Just two weeks after Viz debuted Shonen Jump Alpha, its digital replacement for Shonen Jump, the publisher has forced a group of fan translators to stop posting chapters of a number of Viz series.

The scanlation group Mangastream posted the news on Saturday that Viz had forced it to stop releasing chapters of seven series, including the ultra-popular Naruto, Bleach, and One Piece, which are included in Shonen Jump Alpha. They couldn't resist a snort of derision:

They've succeeded in little more than invoking inconvenience to the community as their digital magazine missed the mark; it runs several issues behind and only features 3 of the above series. So long as their product continues to be slow, awkward and inferior to something a ragtag group of nobodies can churn out in a few hours - fans will continue to look to scanlation groups and aggregators for their weekly fix.

This is the first time that I can recall (someone will probably correct me on this if I'm wrong) that a publisher has gone after the scanlators themselves, rather than the sites that carry their work. Onemanga.com, once one of the top 1,000 sites on the whole internet, and most of the other "free manga" sites are aggregators who depend on a handful of speed scanlators to bring them the latest chapters of the most popular titles. While shutting down those sites has proved problematic, cutting off their source of material may be more effective than a cease-and-desist letter. On the other hand, it may not: one aggregator site lists 363 translators for Naruto alone.

One fan took their complaint right to the source, the Shonen Jump forum:

Stop hogging things here.

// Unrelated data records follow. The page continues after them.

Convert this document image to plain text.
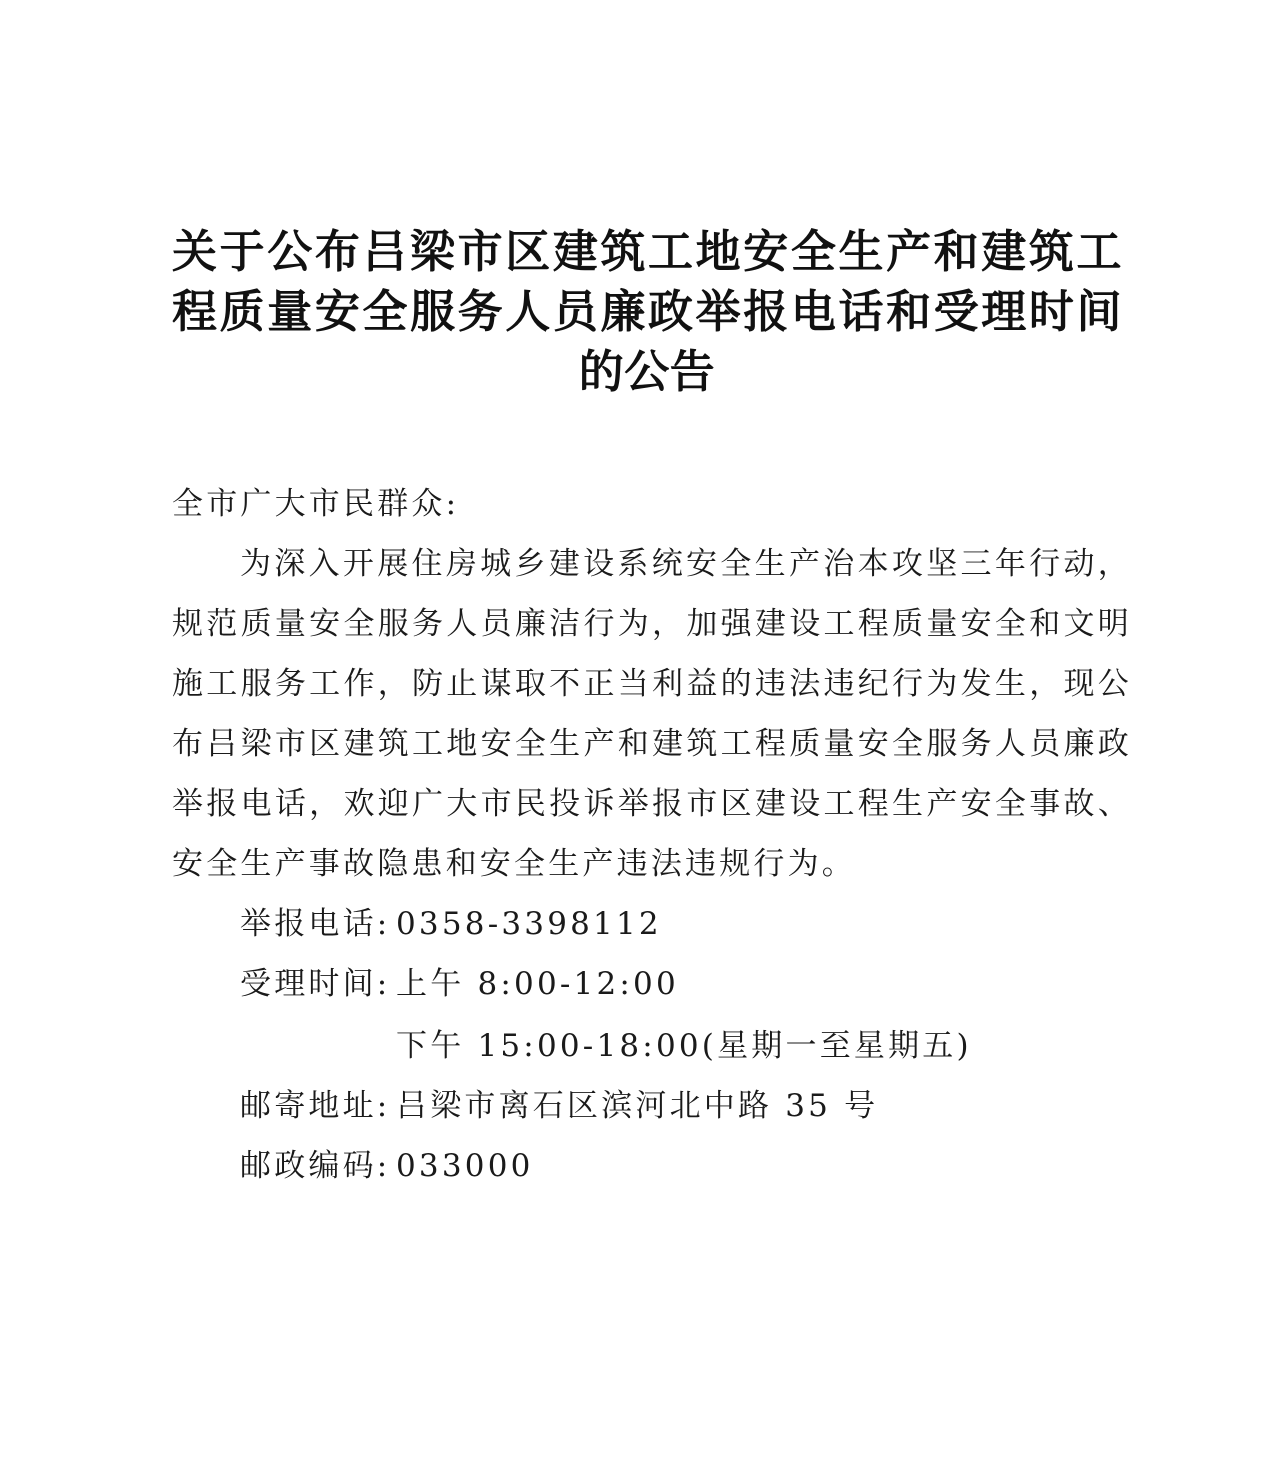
关于公布吕梁市区建筑工地安全生产和建筑工程质量安全服务人员廉政举报电话和受理时间的公告

全市广大市民群众:

为深入开展住房城乡建设系统安全生产治本攻坚三年行动，规范质量安全服务人员廉洁行为，加强建设工程质量安全和文明施工服务工作，防止谋取不正当利益的违法违纪行为发生，现公布吕梁市区建筑工地安全生产和建筑工程质量安全服务人员廉政举报电话，欢迎广大市民投诉举报市区建设工程生产安全事故、安全生产事故隐患和安全生产违法违规行为。

举报电话: 0358-3398112
受理时间: 上午 8:00-12:00
下午 15:00-18:00(星期一至星期五)
邮寄地址: 吕梁市离石区滨河北中路 35 号
邮政编码: 033000
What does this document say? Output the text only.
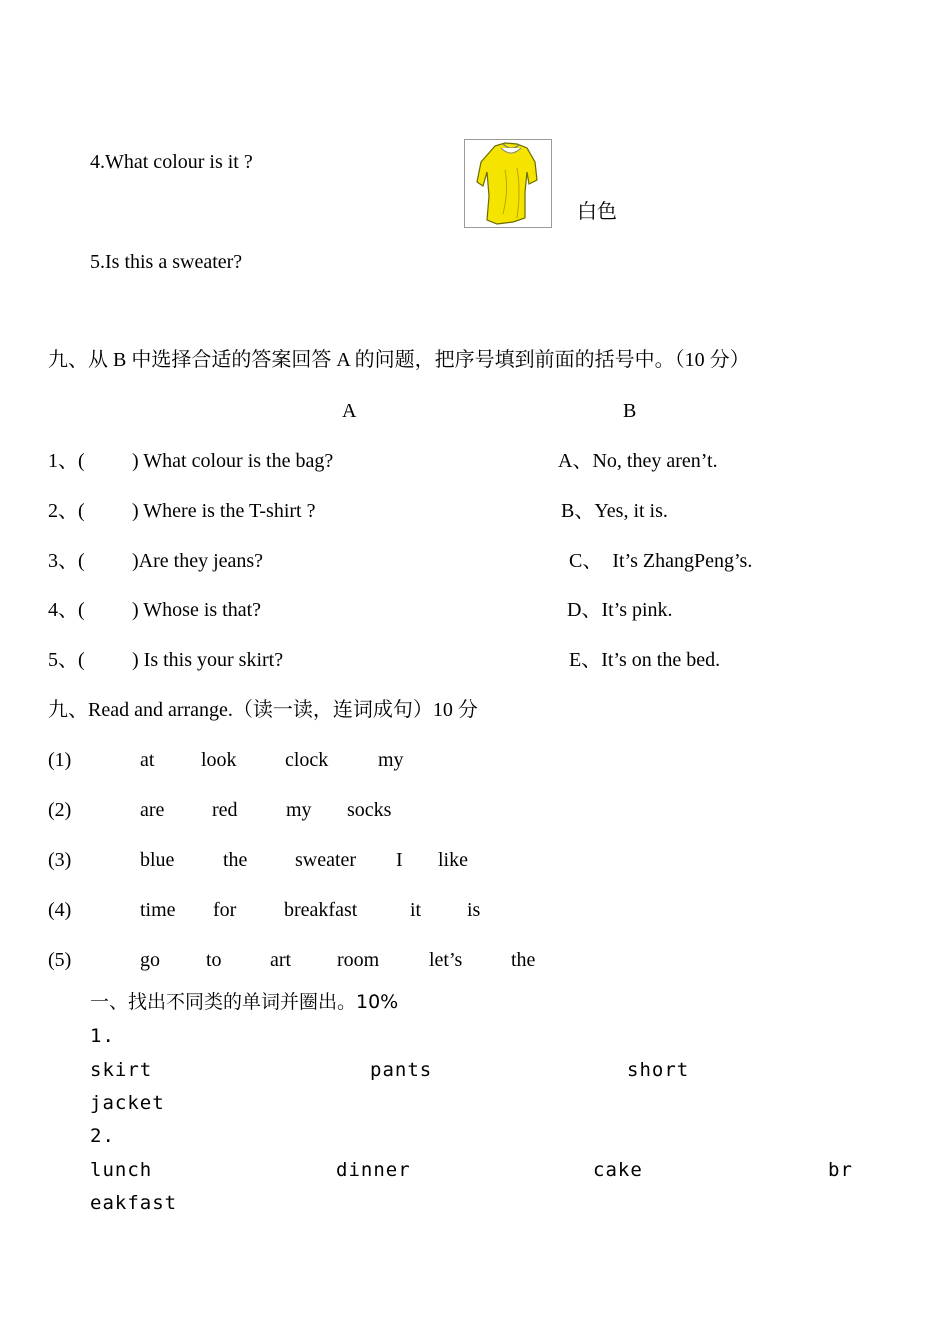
4.What colour is it ?
白色
5.Is this a sweater?
九、从 B 中选择合适的答案回答 A 的问题，把序号填到前面的括号中。（10 分）
A	B
1、( ) What colour is the bag?	A、No, they aren’t.
2、( ) Where is the T-shirt ?	B、Yes, it is.
3、( )Are they jeans?	C、  It’s ZhangPeng’s.
4、( ) Whose is that?	D、It’s pink.
5、( ) Is this your skirt?	E、It’s on the bed.
九、Read and arrange.（读一读，连词成句）10 分
(1)	at look clock my
(2)	are red my socks
(3)	blue the sweater I like
(4)	time for breakfast	it is
(5)	go to art room let’s the
一、找出不同类的单词并圈出。10%
1.
skirt	pants	short
jacket
2.
lunch	dinner	cake	br
eakfast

Mangastream gave us fast, accurate translations and we need it back. Why don't you try WORKING with them?

The responses that follow this more or less run the gamut, but there's a surprisingly articulate person there who is explaining Viz's point of view rather well and defends Viz's translations.

And there's more! The site Narutofan, which has been around for over five years and stirred up quite a controversy among scanlators at one time, has been forced to relinquish its URL. Tazmo, the owner, sounded rather aggrieved in his post on the matter, claiming the Viz people were always nice to him and sent him free stuff, and then all of a sudden they sent him a notice saying that they should have the Narutofan.com domain, because otherwise people would be confused. Tazmo isn't buying it:

Apart from having the word *FAN* in the domain name, we mention in one way or another that we are a fan-site on nearly every single page of this website. The NarutoFan.com domain name has also been registered for nearly 5 years before VIZ Media even owned, licensed, and profited off of the Naruto series with any copyright or trademark.

The Narutofan.com domain now redirects to Viz's Naruto site.

Viz is definitely using a comprehensive strategy here, attacking piracy while offering a legal, affordable alternative in its Shonen Jump Alpha. Carrots and sticks, in other words.

There's another angle to this. I'm not intimately familiar with the scanlation world, but I get the impression that there is a lot of turnover in scanlation groups. This makes sense: Scanlators work for free, and you can do that for a while, but once people move on, graduate, get a job, have a family, they don't necessarily have the time or energy or inclination to keep doing it. Scanlation as a whole continues because there is always a fresh crop of enthusiasts willing to take over—people who are so passionate about the comics that they will translate them for free. In a way, that's a tribute to the popularity of these manga, and when that doesn't happen any more—that's when Viz really has to worry.